By PETER HANCOCK
Capitol News Illinois
SPRINGFIELD – A bill that would bar municipalities in Illinois from enacting local “right-to-work” laws like one the village of Lincolnshire enacted in 2015 is one step closer to going to Gov. J.B. Pritzker.
Those are laws that prohibit employers from requiring a worker to join a labor union as a condition of employment.
The Illinois House on Wednesday gave final passage to a bill that has already cleared the Senate that would clarify that state government has exclusive authority to enact laws governing what are known as union security agreements – agreements between employers and unions that spell out the extent to which workers can be compelled to belong to a union, as well as whether the employer will collect dues and fees on behalf of the union.

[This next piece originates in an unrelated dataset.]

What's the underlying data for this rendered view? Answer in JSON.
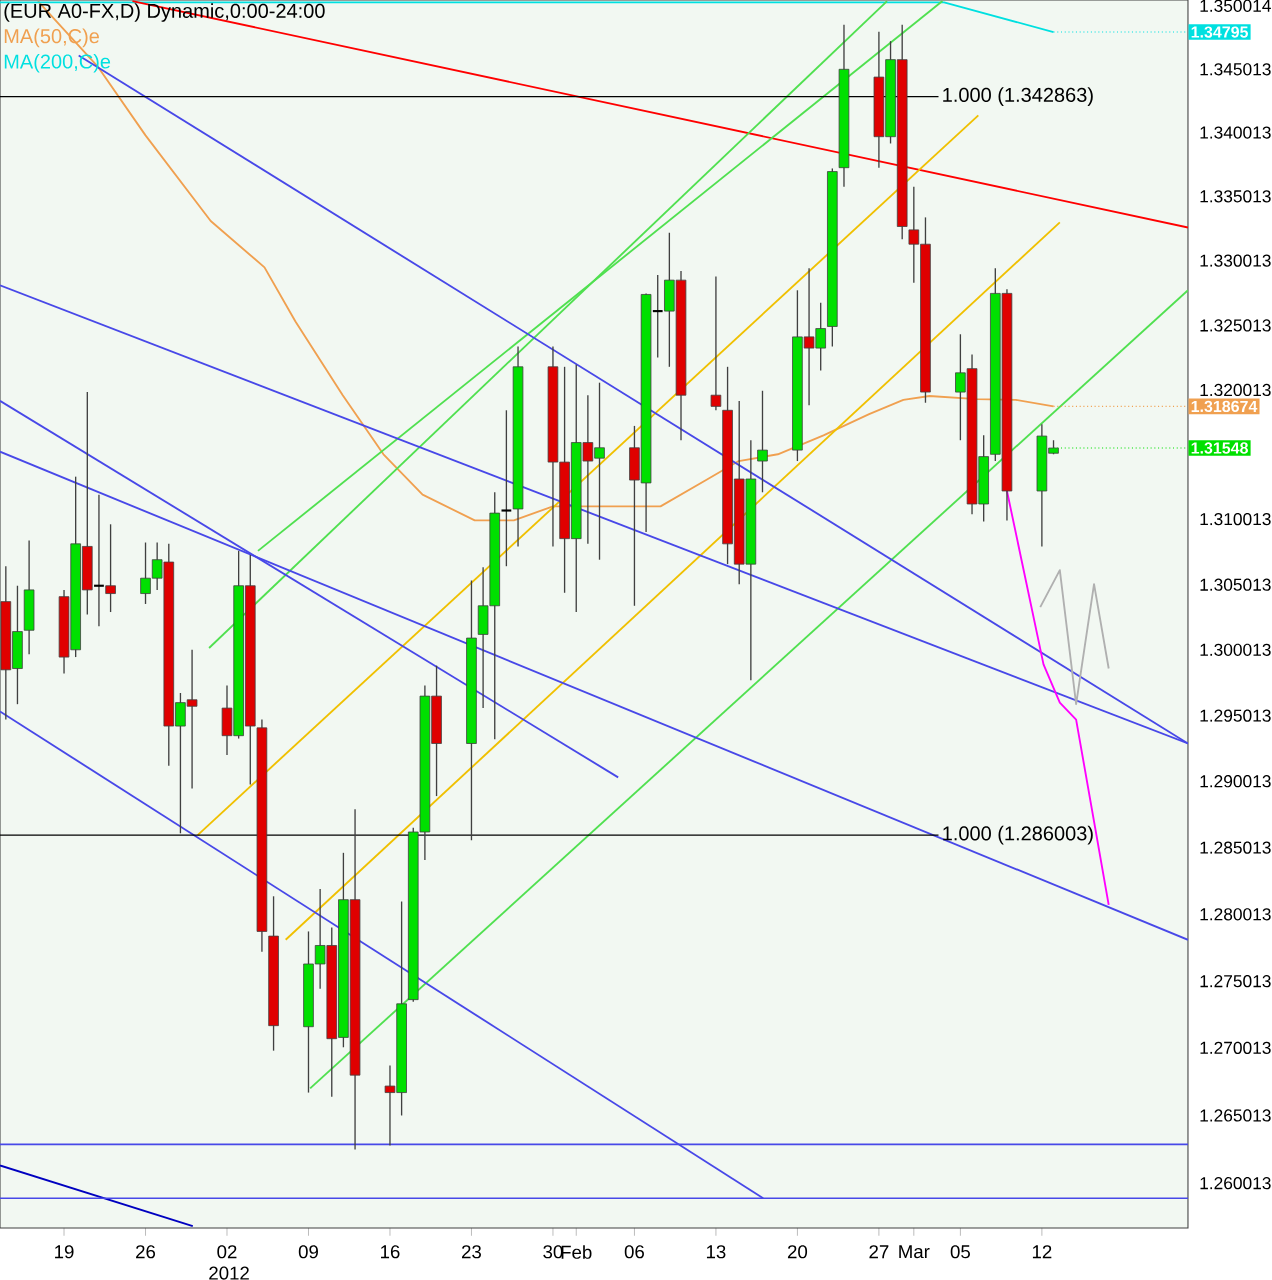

Rep. Lance Yednock, an Ottawa Democrat and chief sponsor of the House version of the bill, said it would only reiterate what Congress intended when it passed the 1947 Taft-Hartley Act, which gave states authority to enact right-to-work laws.
“In doing so, Congress decided to avoid the confusion that having 7,000 units of local government in Illinois with thousands of different laws would create,” Yednock said in arguing for the bill.

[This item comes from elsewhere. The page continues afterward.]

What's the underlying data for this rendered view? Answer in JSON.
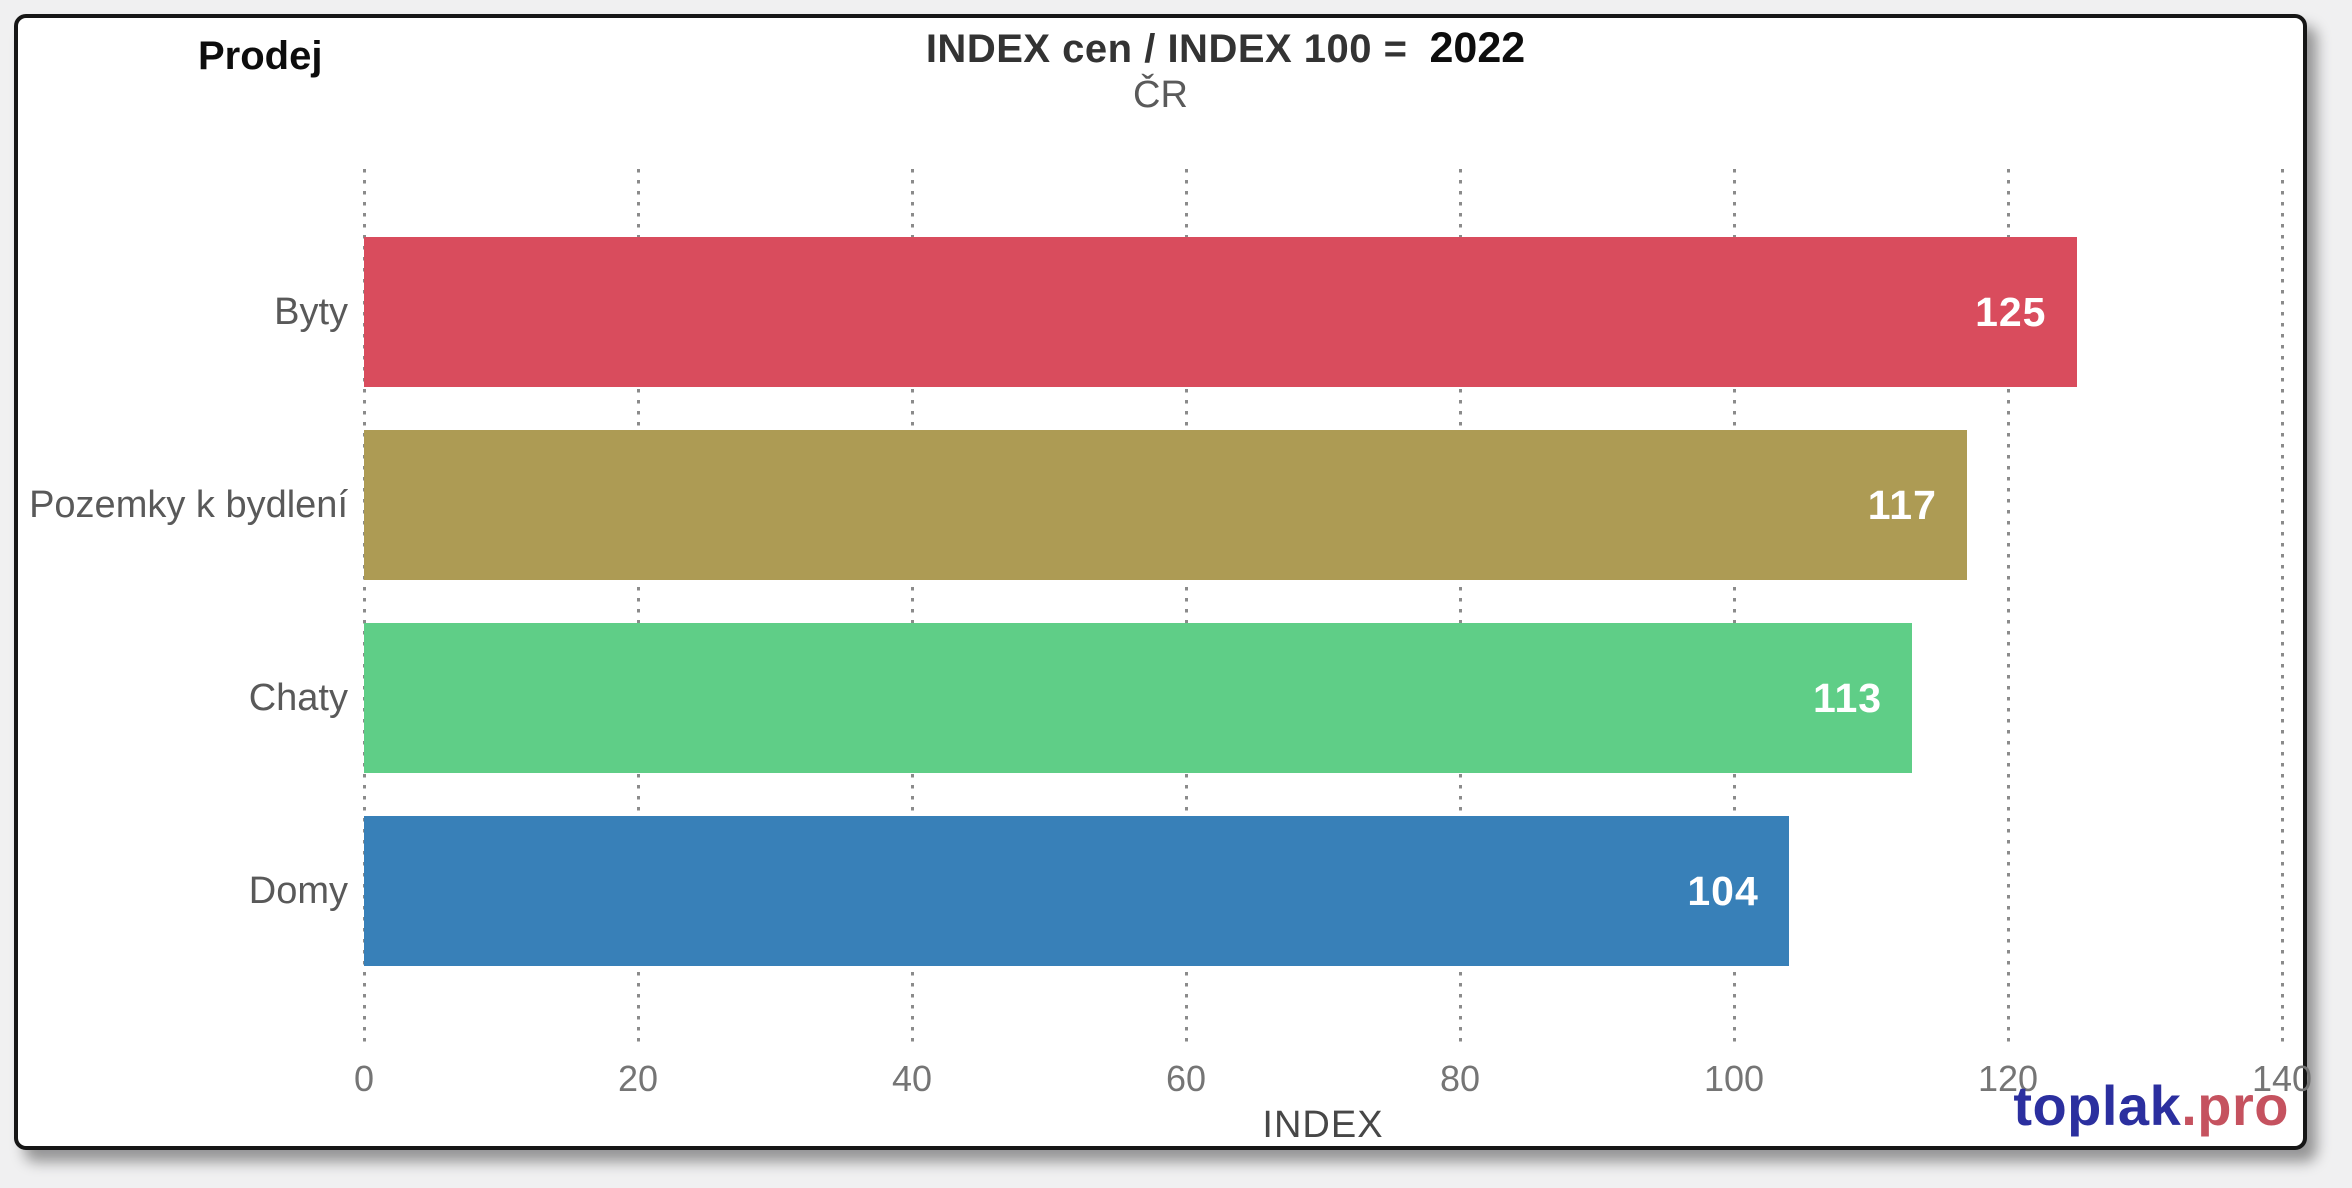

In recent years, however, federal courts have interpreted the law in different ways.
In Illinois, the issue came to a head in 2015 when the village of Lincolnshire passed an ordinance that prohibited the use of union-security agreements.
It also prohibited the use of “hiring halls,” which are union-based organizations that supply new recruits to employers with collective bargaining agreements. And it prohibited the use of dues “checkoff” arrangements in which employers collect union dues through payroll deductions on behalf of unions.
The International Union of Operating Engineers Local 399 challenged that law in federal court, arguing that the Taft-Hartley Act gives only states the authority to enact such laws. Lincolnshire, however, argued that as a political subdivision of the state, it had the right to exercise the state’s authority.
In January 2017, a federal district court struck down the ordinance, and in September 2018, the 7th Circuit Court of Appeals upheld that decision. However, the appellate court also noted that other courts of appeals have ruled differently – specifically the 6th Circuit, which in 2016 upheld a similar law enacted by Hardin County, Kentucky.
The U.S. Supreme Court declined to hear an appeal of the Kentucky case. But now that the 7th Circuit has reached a different conclusion in the Lincolnshire case, some lawmakers said they believe the nation’s high court will be forced to weigh in.
“My impression is that if (some) other district goes up to the Supreme Court and they somehow rule that something similar to Lincolnshire is allowed, this ban would be stricken, and I think it would no longer be constitutional and enforceable on the books of Illinois,” House Republican Leader Jim Durkin, of Western Springs, said during debate.
The bill, Senate Bill 1474, passed by a 101-8 vote. It previously passed the Senate, 42-12, on March 7. But the House deleted a provision in the original Senate bill that would have made it a misdemeanor for any local government official to violate the act. That means the bill now must return to the Senate to either agree or disagree with the House change.